Monday, December 10, 2007

More on Muslim Apostates in the UK

In this post I commented on an article from the Times Online which described the violence and threats experienced by one young convert from her own family. Today, in the Telegraph, we read another very similar story about another young Muslim woman who converted to Christianity:-

When Sofia Allam left the Muslim faith for Christianity, the response from her family was one of persecution and threats. Alasdair Palmer explores the dangers facing Islam's apostates

Sofia Allam simply could not believe it. Her kind, loving father was sitting in front of her threatening to kill her. He said she had brought shame and humiliation on him, that she was now "worse than the muck on their shoes" and she deserved to die.

And what had brought on his transformation? He had discovered that she had left the Muslim faith in which he had raised her and become a Christian.

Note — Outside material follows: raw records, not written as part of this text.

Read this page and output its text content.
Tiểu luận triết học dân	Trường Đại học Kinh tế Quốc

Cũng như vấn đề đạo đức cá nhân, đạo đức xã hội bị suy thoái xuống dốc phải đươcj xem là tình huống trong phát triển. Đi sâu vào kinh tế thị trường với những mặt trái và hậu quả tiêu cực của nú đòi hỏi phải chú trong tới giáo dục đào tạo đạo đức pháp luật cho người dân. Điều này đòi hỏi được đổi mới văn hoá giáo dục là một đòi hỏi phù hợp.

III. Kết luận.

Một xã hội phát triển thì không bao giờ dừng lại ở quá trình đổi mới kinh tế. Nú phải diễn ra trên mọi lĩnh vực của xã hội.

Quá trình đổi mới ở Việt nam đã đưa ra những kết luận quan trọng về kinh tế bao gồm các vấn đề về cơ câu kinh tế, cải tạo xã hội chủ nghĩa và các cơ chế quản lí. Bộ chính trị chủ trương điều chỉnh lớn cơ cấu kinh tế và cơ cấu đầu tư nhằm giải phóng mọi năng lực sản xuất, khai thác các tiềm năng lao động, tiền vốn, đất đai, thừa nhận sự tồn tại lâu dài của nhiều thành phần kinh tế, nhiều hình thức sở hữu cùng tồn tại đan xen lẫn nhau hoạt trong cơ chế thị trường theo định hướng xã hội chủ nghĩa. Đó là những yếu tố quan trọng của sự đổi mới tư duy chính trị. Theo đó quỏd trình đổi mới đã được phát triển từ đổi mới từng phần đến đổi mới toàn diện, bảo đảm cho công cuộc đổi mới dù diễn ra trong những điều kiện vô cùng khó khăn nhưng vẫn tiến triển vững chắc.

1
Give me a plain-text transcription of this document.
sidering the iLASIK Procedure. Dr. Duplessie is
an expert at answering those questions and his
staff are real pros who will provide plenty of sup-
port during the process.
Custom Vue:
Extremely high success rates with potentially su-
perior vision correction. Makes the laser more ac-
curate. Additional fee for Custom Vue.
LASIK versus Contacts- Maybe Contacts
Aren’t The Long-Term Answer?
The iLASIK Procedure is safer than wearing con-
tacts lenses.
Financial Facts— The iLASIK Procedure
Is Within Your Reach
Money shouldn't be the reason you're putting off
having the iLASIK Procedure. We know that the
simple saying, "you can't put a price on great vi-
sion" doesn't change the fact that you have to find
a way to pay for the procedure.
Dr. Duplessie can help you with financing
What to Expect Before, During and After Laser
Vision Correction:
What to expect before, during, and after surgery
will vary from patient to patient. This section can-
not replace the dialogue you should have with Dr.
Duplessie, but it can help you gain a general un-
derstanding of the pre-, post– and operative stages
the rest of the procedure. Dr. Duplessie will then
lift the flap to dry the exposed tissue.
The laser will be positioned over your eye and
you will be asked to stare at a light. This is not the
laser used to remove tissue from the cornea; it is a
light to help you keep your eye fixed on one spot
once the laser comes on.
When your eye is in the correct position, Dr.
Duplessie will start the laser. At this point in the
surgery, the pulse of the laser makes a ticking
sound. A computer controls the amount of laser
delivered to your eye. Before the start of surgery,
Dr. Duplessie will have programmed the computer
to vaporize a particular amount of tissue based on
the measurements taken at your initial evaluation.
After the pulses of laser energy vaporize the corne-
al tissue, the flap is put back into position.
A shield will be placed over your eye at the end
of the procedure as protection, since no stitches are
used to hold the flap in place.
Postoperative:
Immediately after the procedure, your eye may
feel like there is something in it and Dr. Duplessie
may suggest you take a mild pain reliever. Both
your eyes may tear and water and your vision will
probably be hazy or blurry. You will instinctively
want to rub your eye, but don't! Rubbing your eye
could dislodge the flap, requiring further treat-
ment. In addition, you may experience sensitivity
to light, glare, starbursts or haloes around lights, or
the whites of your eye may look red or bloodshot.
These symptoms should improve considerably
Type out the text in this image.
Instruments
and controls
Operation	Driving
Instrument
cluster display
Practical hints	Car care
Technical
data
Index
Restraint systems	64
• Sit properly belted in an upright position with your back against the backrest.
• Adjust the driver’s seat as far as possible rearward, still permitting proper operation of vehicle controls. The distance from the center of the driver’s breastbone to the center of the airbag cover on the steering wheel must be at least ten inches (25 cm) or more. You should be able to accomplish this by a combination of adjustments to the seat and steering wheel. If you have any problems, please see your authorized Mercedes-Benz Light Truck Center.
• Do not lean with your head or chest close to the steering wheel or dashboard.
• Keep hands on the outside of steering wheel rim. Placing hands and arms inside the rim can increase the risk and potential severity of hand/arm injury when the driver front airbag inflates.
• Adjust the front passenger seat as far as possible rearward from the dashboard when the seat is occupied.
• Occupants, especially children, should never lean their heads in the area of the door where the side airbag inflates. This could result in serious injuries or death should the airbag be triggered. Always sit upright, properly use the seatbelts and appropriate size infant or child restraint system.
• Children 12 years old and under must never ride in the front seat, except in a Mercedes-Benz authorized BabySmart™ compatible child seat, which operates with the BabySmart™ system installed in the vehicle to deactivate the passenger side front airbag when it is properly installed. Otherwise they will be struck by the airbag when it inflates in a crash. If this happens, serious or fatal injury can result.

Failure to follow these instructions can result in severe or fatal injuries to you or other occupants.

"He said he couldn't have me in the house now that I was a Kaffir [an insulting term for a non-Muslim]," Sofia - not her real name - remembers.

"He said I was damned for ever. He insulted me horribly. I couldn't recognise that man as the father who had been so kind to me as I was growing up.

"My mother's transformation was even worse. She constantly beat me about the head. She screamed at me all the time. I remember saying to them, as they were shouting death threats, 'Mum, Dad - you're saying you should kill me… but I'm your daughter! Don't you realise that?'?"

. . .

Religious persecution of the kind Sofia suffers, however, is increasingly common in Britain today. It is hard to get an accurate notion of the scale of the problem, not least because very few of the people who leave Islam are willing to complain to the police about the way they are treated.

"Intimidation is very widespread and pretty effective," says Maryam Namazie, a spokesperson for the Council of Ex-Muslims of Britain. She believes that many of the deaths classified as "honour killings" are actually murders of people who have renounced Islam.

. . .

But it is not only extreme Muslim families that believe it is their religious duty to threaten, and even kill, members who renounce the religion.

"My father could not be described as an extremist," insists Sofia, who is now 31. "We read the Koran and prayed regularly together, but he never insisted on my wearing Islamic dress and he was quite happy that I went to the local comprehensive, which was all girls, but not by any means dominated by Muslims."

The violent reaction to this young woman's conversion is typical, or at least common. While the Shari'a punishment of death for apostasy is well-known, what I cannot understand is the violence shown towards the apostate by his or her own family.

The article continues:-

Ibrahim Mogra, of the Muslim Council of Britain (MCB), says that it is "absolutely disgraceful behaviour… In Britain, no Muslim has the right to harm one hair of someone who decides to leave Islam."

Inayat Bunglawala, also a spokesman for the MCB, insists that such behaviour in Britain is "awful and quite wrong. The police should crack down on it."

And yet a significant portion of British Muslims think that such behaviour is not merely right, but a religious obligation: a survey by the think-tank Policy Exchange, for instance, revealed that 36 per cent of young Muslims believe that those who leave Islam should be killed.


Does Ibrahim Mogra believe that this behaviour is wrong only in Britain? Would it be acceptable somewhere else, like Pakistan perhaps?

There is considerable support, from the Koran and other sacred Islamic texts, for that position - which may explain why, out of the 57 Islamic states in the world today, seven have a legal code that punishes Muslims who leave the religion with death.

That number may soon increase: Pakistan is currently considering a Bill that would make apostasy a capital crime for men and one carrying a sentence of imprisonment for women.

As it is, ordinary Pakistanis take the law into their own hands and kill Muslim apostates.
It would be nice to have an unqualified condemnation of this behaviour from Muslim spokesmen.

1 comment:

No PC said...

Not only will you never get Muslims to admit that killing women (and its nearly always women) is wrong, but you also have the whole issue trivialised by our Dhimmi government and media.

For example on Sunday the 16th Channel Four UK are going to run a three week series called "Make Me A Muslim" Ha ha ha, what a clever wheeze eh? Take a stripper, gay and drunkard, and introduce them to living like a muslim ... bound to get a reaction there lads!

Of course they could have made "Make me a Christian (or Bhuddist, Hindu)" but those are paeaceful, largely tolerant religions, and so no tension there then, no better to find a religion that would stone the gay, the drunk and the stripper to death, if they were in Iran or Saudi Arabia cos thats clever TV.

But when you consider that 99% of all Muslims believe everyone else is a Kaffir (ingrate), and that as you say, killing apostates is supported by 30% of UK muslims, it's really not all that clever a programme to make.

When you proselytise on behalf of Islam, you should use a very long straw because you are drinking with the devil. Islam worldwide has a great many faults and the rules on apostacy are amongst the worse.

What if one of the participants accidently insults old Mo? or becomes a Muslim and then recants?

Would there be a string of Fatwas - would our PC government tell the luvvies at C4 that they were wrong, or would it tell the Muslims they were wrong? .... you tell me.